The Fund returned 2.24% in the December quarter outperforming the S&PASX300 Accum. Index by 0.03%. The top portfolio contributors were National Australia Bank, Macquarie Bank and Cooper Energy whilst Marley Spoon, Alibaba and Carbon Revolution were the largest detractors. Cash at the end of quarter was 2.2%.
The Australian S&P/ASX300 Accumulation Index closed down -0.53% in November, but outperformed global indices with Developed markets declining -1.4% and Emerging markets -3.2%. Volatility was a centrepiece of equity markets during November. Early in the month, the tailwind of the broader economic recovery helped push markets and inflation expectations higher but was met intra month by more hawkish commentary from central banks, most notably with the Fed announcing its tapering plans. This was largely anticipated and saw markets trade higher before the emergence of the Omicron strain and onset of renewed concerns around lockdowns and economic growth.

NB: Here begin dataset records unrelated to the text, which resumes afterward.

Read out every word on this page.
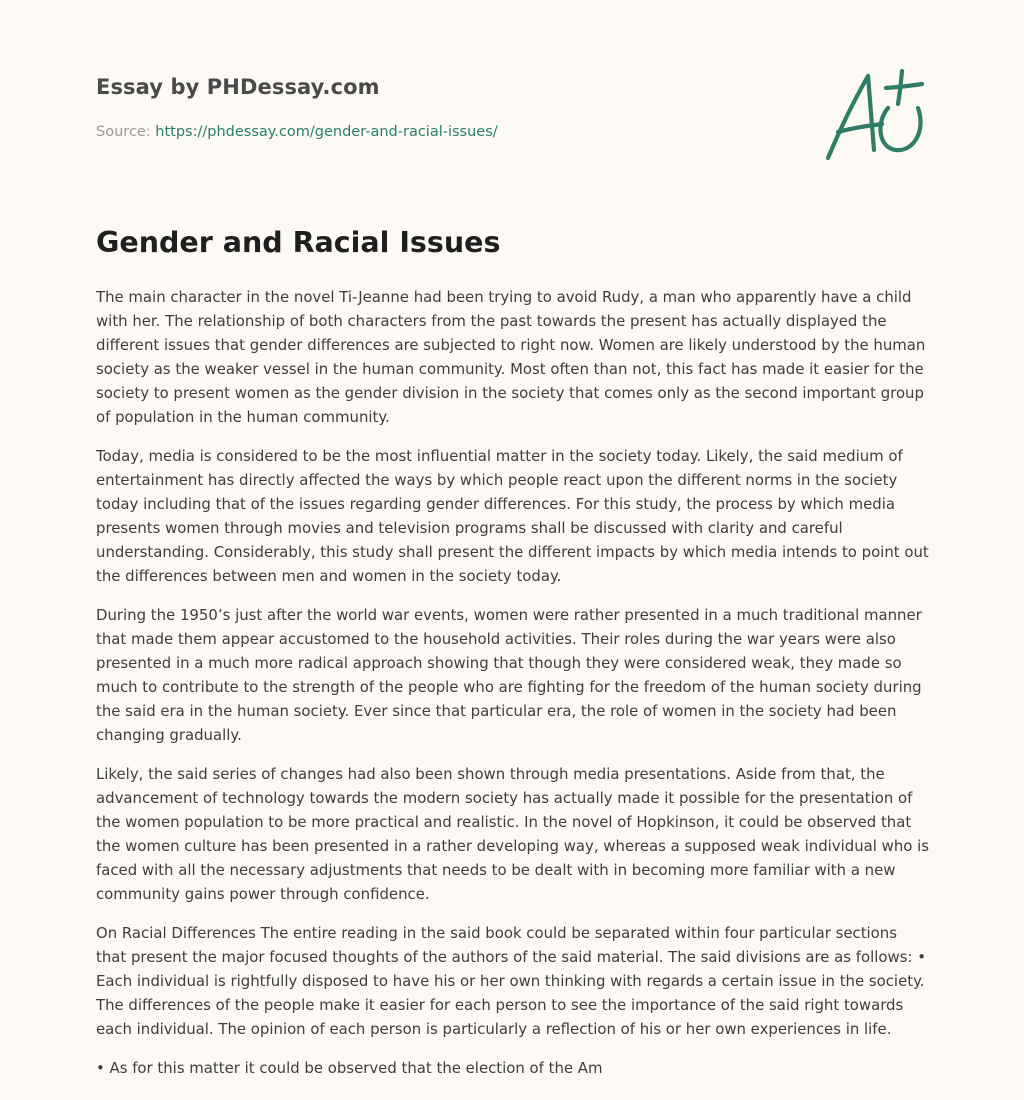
Essay by PHDessay.com
Source: https://phdessay.com/gender-and-racial-issues/
Gender and Racial Issues

The main character in the novel Ti-Jeanne had been trying to avoid Rudy, a man who apparently have a child with her. The relationship of both characters from the past towards the present has actually displayed the different issues that gender differences are subjected to right now. Women are likely understood by the human society as the weaker vessel in the human community. Most often than not, this fact has made it easier for the society to present women as the gender division in the society that comes only as the second important group of population in the human community.

Today, media is considered to be the most influential matter in the society today. Likely, the said medium of entertainment has directly affected the ways by which people react upon the different norms in the society today including that of the issues regarding gender differences. For this study, the process by which media presents women through movies and television programs shall be discussed with clarity and careful understanding. Considerably, this study shall present the different impacts by which media intends to point out the differences between men and women in the society today.

During the 1950’s just after the world war events, women were rather presented in a much traditional manner that made them appear accustomed to the household activities. Their roles during the war years were also presented in a much more radical approach showing that though they were considered weak, they made so much to contribute to the strength of the people who are fighting for the freedom of the human society during the said era in the human society. Ever since that particular era, the role of women in the society had been changing gradually.

Likely, the said series of changes had also been shown through media presentations. Aside from that, the advancement of technology towards the modern society has actually made it possible for the presentation of the women population to be more practical and realistic. In the novel of Hopkinson, it could be observed that the women culture has been presented in a rather developing way, whereas a supposed weak individual who is faced with all the necessary adjustments that needs to be dealt with in becoming more familiar with a new community gains power through confidence.

On Racial Differences The entire reading in the said book could be separated within four particular sections that present the major focused thoughts of the authors of the said material. The said divisions are as follows: • Each individual is rightfully disposed to have his or her own thinking with regards a certain issue in the society. The differences of the people make it easier for each person to see the importance of the said right towards each individual. The opinion of each person is particularly a reflection of his or her own experiences in life.

• As for this matter it could be observed that the election of the Am
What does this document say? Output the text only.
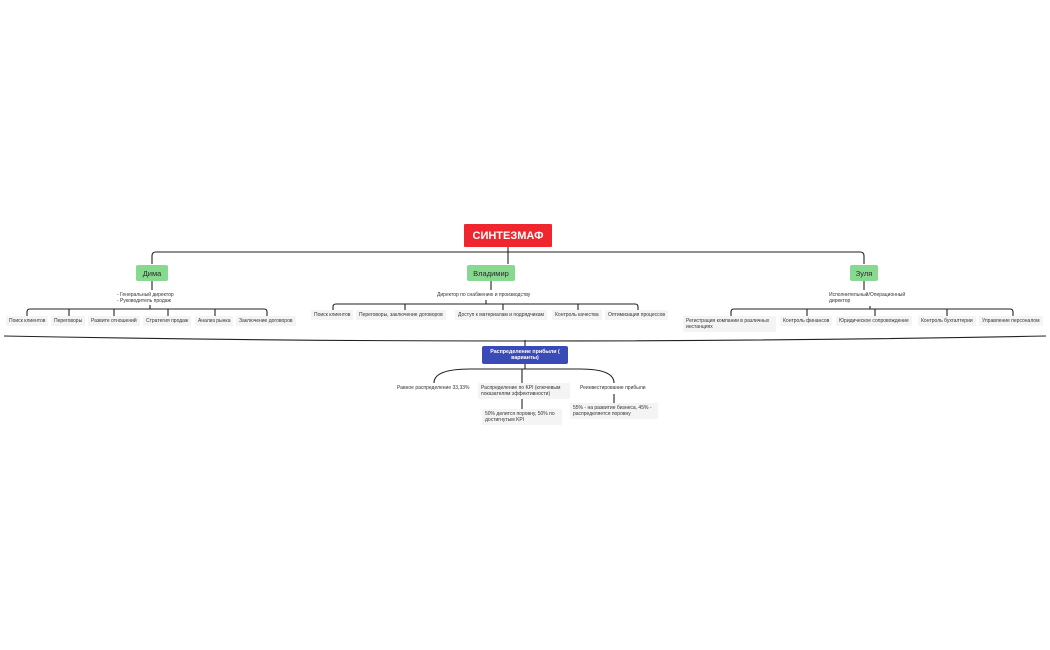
СИНТЕЗМАФ
Дима	Владимир	Зуля
- Генеральный директор
- Руководитель продаж
Директор по снабжению и производству	Исполнительный/Операционный директор
Поиск клиентов	Переговоры	Развите отношений	Стратегия продаж	Анализ рынка	Заключение договоров
Поиск клиентов	Переговоры, заключение договоров	Доступ к материалам и подрядчикам	Контроль качества	Оптимизация процессов
Регистрация компании в различных инстанциях
Контроль финансов	Юридическое сопровождение	Контроль бухгалтерии	Управление персоналом
Распределение прибыли ( варианты)
Равное распределение 33,33%	Распределение по KPI (ключевым показателям эффективности)
50% делится поровну, 50% по достигнутым KPI
Реинвестирование прибыли
55% - на развитие бизнеса, 45% - распределяется поровну
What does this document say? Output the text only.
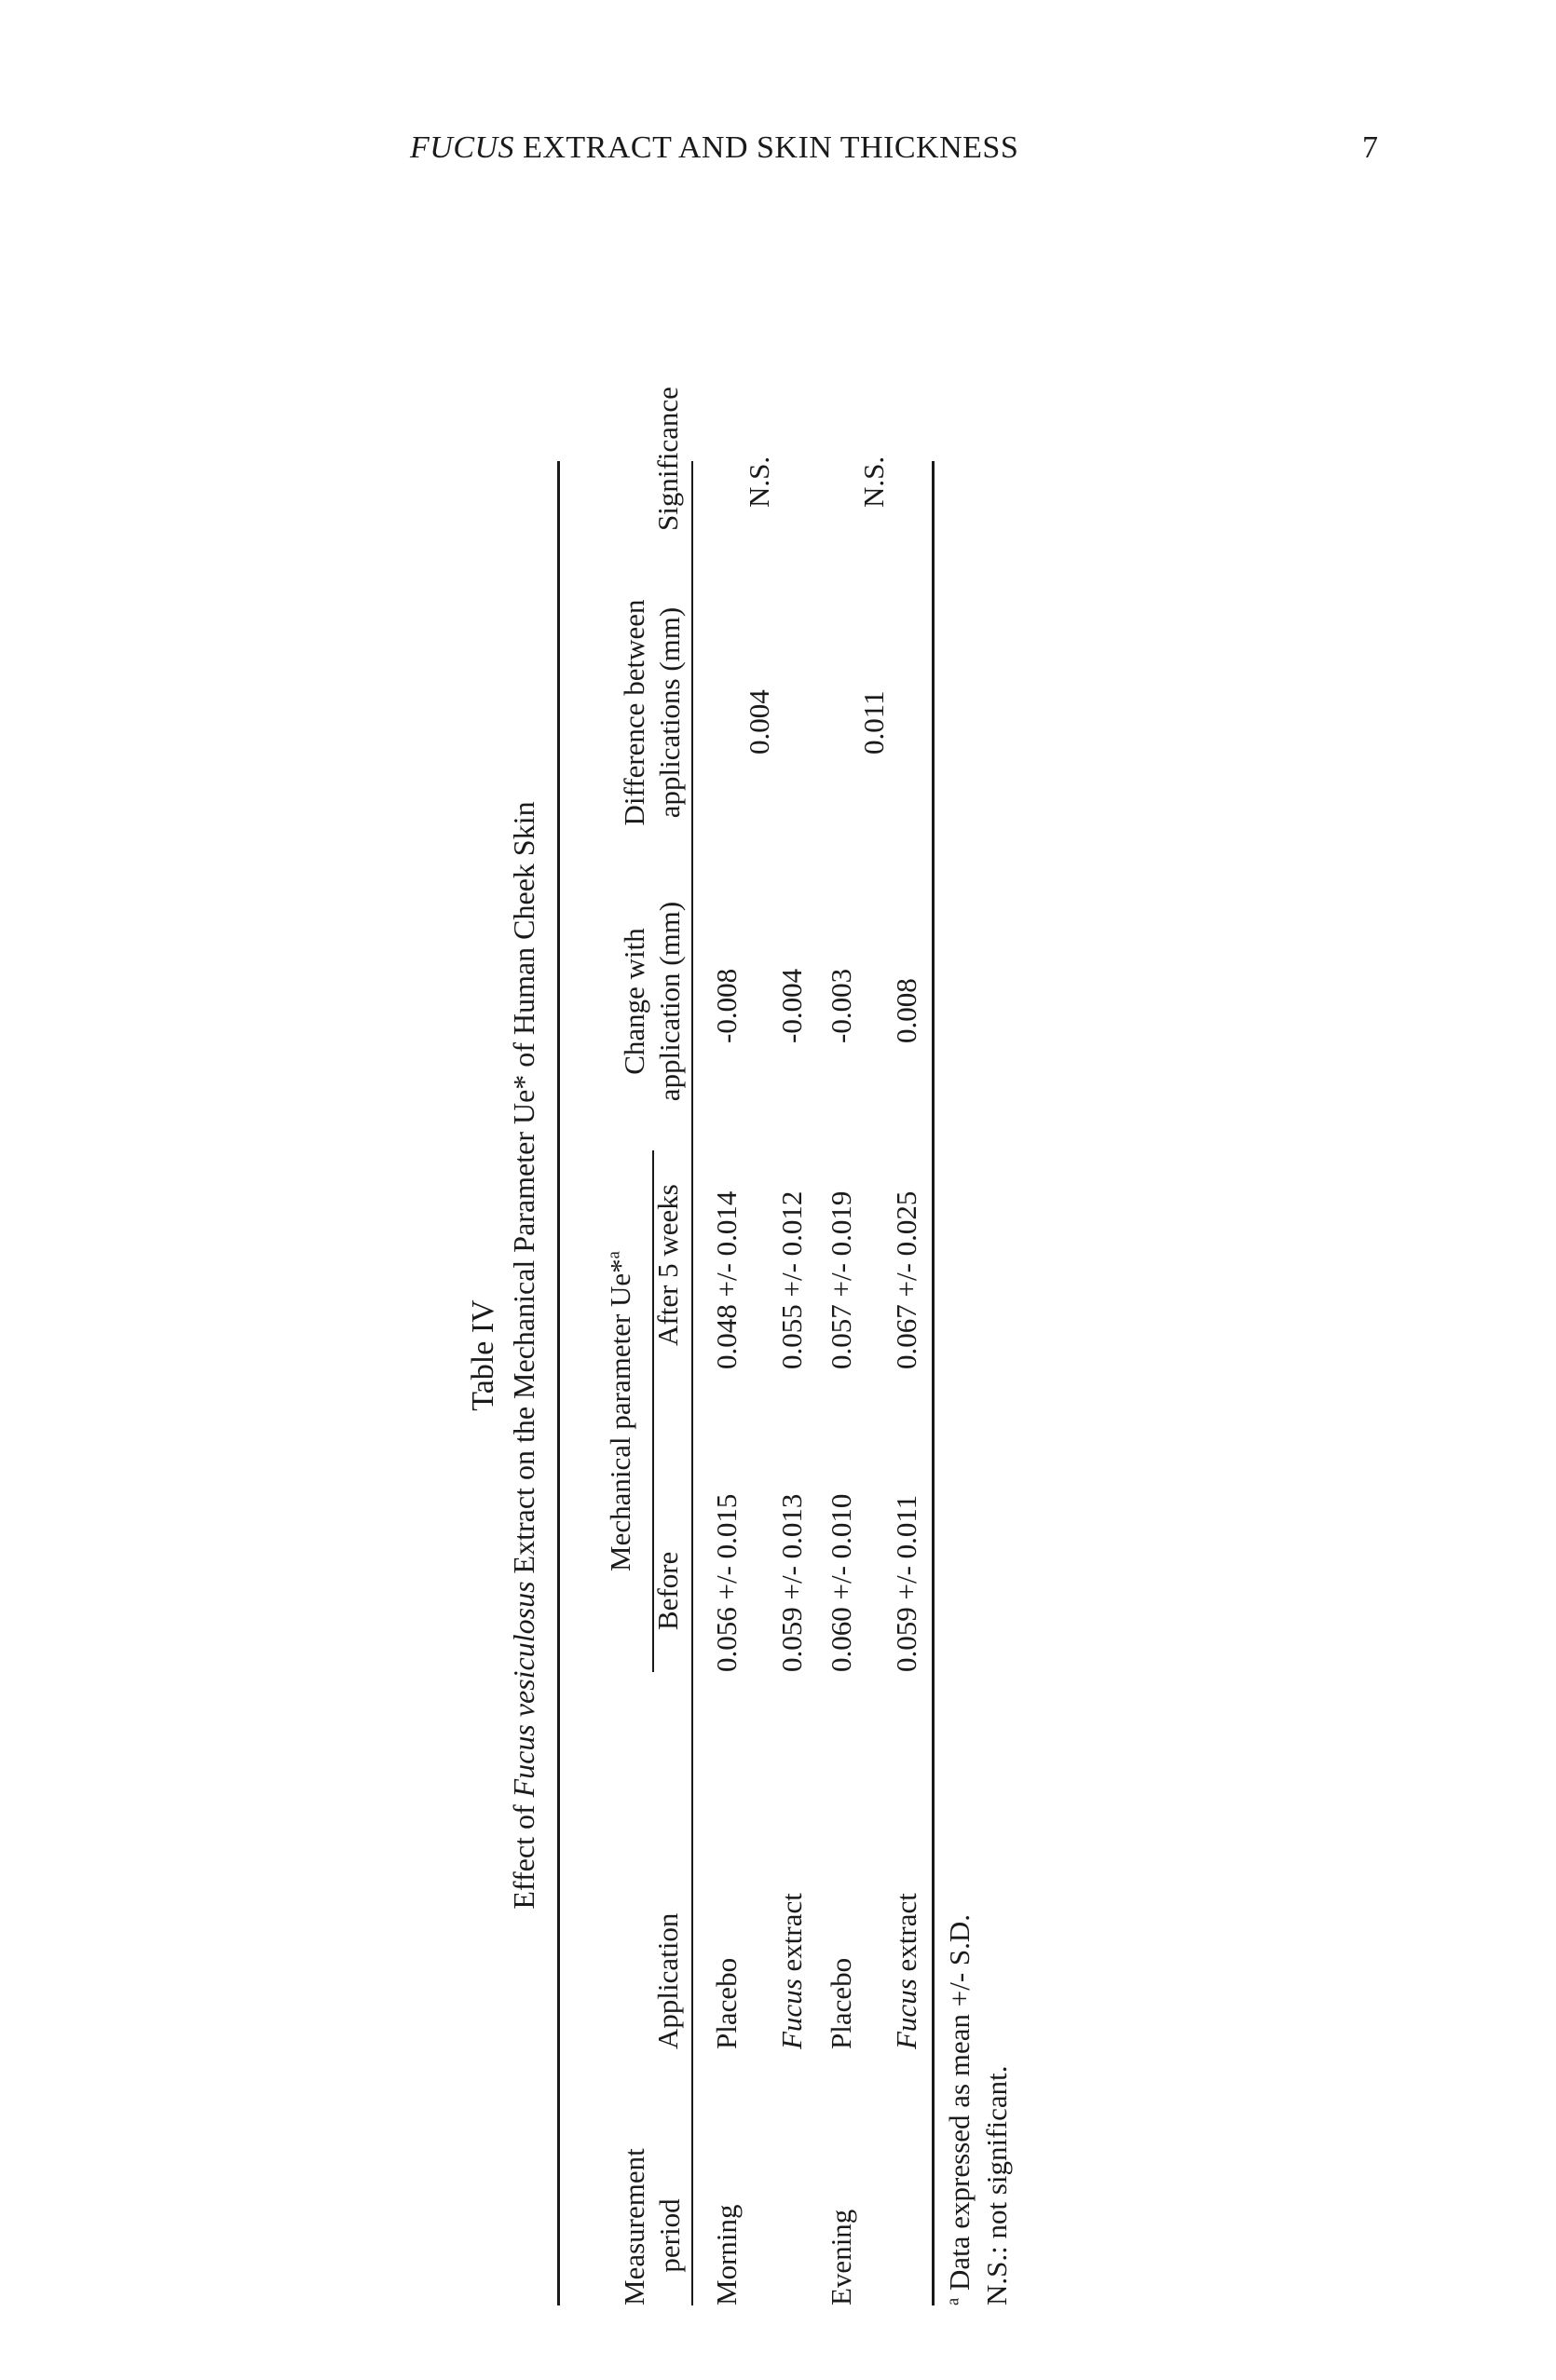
FUCUS EXTRACT AND SKIN THICKNESS	7
Table IV
Effect of Fucus vesiculosus Extract on the Mechanical Parameter Ue* of Human Cheek Skin Mechanical parameter Ue*$^a$
Measurement period
Application
Before
After 5 weeks
Change with application (mm)
Difference between applications (mm)
Significance
Morning
Placebo
0.056 +/- 0.015
0.048 +/- 0.014
-0.008
Fucus extract
0.059 +/- 0.013
0.055 +/- 0.012
-0.004
Evening
Placebo
0.060 +/- 0.010
0.057 +/- 0.019
-0.003
Fucus extract
0.059 +/- 0.011
0.067 +/- 0.025
0.008
0.004
N.S.
0.011
N.S.
$^a$ Data expressed as mean +/- S.D. N.S.: not significant.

Consistent with our approach to date in managing the uncertainty created by Covid, and learning to live with the virus, we see it as important to not jump to conclusions based on bogus assumptions and things we do not know and cannot know. Rather, our approach continues to be to try and understand what is going on rather than suggest we know what’s going on, manage risk and embrace the uncertainty where it is sensible to do so.